Donor: Edwin Murray
Artifact #:021002001
No, not twitchy dogs ... not even a dog at all ...
Twitching dogs are two lengths of chain connected by rings with hooks on the ends, all made by a blacksmith. They were used by lumbermen to drag logs out the woods by horse.
The twitching dogs pictured here were made by Arthur DeForest of Waterford over 70 years ago.
The donor, Ed Murray, wrote this memory of his father, Donald R Murray, using a set of twitching dogs.
One Saturday morning in the early 1950's, our father told my brother John and me to dress warmly in old clothes. He was going to show us how to team a horse for yarding logs.
Off we went, full of vim and vigour, thinking that this would be better than farming. The horse looked different because it had on a skeleton harness as opposed to a full set for farming. We found out that a "crouper" went under the horse's tail to hold the harness straight.

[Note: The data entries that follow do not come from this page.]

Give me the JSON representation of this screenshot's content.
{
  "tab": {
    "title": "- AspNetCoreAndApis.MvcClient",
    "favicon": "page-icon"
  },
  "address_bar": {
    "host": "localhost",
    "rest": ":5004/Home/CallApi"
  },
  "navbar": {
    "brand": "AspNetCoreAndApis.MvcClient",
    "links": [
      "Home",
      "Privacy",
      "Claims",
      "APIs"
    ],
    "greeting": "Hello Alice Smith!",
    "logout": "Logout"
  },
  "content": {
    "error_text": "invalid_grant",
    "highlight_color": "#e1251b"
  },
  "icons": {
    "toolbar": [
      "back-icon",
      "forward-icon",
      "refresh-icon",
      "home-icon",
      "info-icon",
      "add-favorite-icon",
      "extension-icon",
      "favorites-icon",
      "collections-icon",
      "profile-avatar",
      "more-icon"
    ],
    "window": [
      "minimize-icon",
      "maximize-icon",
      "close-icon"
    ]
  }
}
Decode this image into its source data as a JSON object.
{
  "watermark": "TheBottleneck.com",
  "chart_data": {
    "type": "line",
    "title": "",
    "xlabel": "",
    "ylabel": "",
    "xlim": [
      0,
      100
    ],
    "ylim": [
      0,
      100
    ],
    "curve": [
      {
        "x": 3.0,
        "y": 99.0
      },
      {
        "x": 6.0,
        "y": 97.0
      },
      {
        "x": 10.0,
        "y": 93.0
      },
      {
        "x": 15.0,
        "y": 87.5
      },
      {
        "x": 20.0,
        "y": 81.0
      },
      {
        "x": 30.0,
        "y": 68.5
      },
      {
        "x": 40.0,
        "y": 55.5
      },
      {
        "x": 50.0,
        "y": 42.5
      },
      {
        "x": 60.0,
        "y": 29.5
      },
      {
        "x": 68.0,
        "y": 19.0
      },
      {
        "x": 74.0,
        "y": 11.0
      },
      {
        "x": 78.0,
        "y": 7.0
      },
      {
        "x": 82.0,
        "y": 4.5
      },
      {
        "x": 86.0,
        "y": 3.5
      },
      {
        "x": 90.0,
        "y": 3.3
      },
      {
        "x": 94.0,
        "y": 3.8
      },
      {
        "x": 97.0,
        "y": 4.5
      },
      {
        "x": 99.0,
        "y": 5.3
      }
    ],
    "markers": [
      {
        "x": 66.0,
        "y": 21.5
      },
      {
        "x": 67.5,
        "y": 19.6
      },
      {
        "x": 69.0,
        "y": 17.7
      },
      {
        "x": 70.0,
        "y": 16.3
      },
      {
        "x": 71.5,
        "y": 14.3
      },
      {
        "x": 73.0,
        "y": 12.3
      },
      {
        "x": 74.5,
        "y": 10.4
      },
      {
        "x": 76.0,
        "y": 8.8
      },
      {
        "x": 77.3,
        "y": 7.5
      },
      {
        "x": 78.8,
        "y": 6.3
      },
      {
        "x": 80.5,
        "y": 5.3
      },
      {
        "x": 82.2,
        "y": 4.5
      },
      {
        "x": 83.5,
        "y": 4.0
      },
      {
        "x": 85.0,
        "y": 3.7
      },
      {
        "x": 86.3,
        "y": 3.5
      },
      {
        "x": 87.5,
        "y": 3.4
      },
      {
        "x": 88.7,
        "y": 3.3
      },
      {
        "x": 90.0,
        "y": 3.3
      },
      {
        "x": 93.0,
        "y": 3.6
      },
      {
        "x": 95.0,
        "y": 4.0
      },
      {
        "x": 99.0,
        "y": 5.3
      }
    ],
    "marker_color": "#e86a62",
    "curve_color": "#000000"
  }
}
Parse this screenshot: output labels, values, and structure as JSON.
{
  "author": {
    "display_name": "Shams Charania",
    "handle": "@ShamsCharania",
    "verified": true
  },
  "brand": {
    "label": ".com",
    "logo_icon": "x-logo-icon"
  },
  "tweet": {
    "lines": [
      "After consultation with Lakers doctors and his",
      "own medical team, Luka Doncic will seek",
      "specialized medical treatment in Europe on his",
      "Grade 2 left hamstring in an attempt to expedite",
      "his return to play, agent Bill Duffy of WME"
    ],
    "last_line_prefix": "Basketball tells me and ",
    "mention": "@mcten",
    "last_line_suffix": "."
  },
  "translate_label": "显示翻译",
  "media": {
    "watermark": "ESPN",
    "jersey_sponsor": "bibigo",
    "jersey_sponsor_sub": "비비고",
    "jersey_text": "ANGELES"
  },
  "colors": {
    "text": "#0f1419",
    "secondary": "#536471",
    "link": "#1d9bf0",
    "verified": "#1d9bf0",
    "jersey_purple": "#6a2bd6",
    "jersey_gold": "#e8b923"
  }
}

Father showed us how to hook the "twitching dogs" to the whiffletree and the heel chains to the tugs or traces. He then unhooked one heel chain so that the whiffletree would not hit the horse's heels on the walk back to where the logs were scattered.
The horse was backed up to the first log and told "whoa." Father grabbed the first twitching dog and drove it into the log 5 inches from the end with a wooden maul.
Then Father gave the safety instructions, "Boys stand back beyond the end of the log because many a man has been hurt by the end of a log swinging around."
The horse was stopped at a second log and a dog was driven into it. The horse was stopped at the brow and the dogs were removed with a peavey. The logs were then rolled rolled up skids onto the brow.
The next lesson was how to hook onto a big log by driving the dogs into the log - one on each side - and shortening the heel chains to give the log a lift.
Our last piece of advice for the day was "Leave the horse alone, he knows more than you do."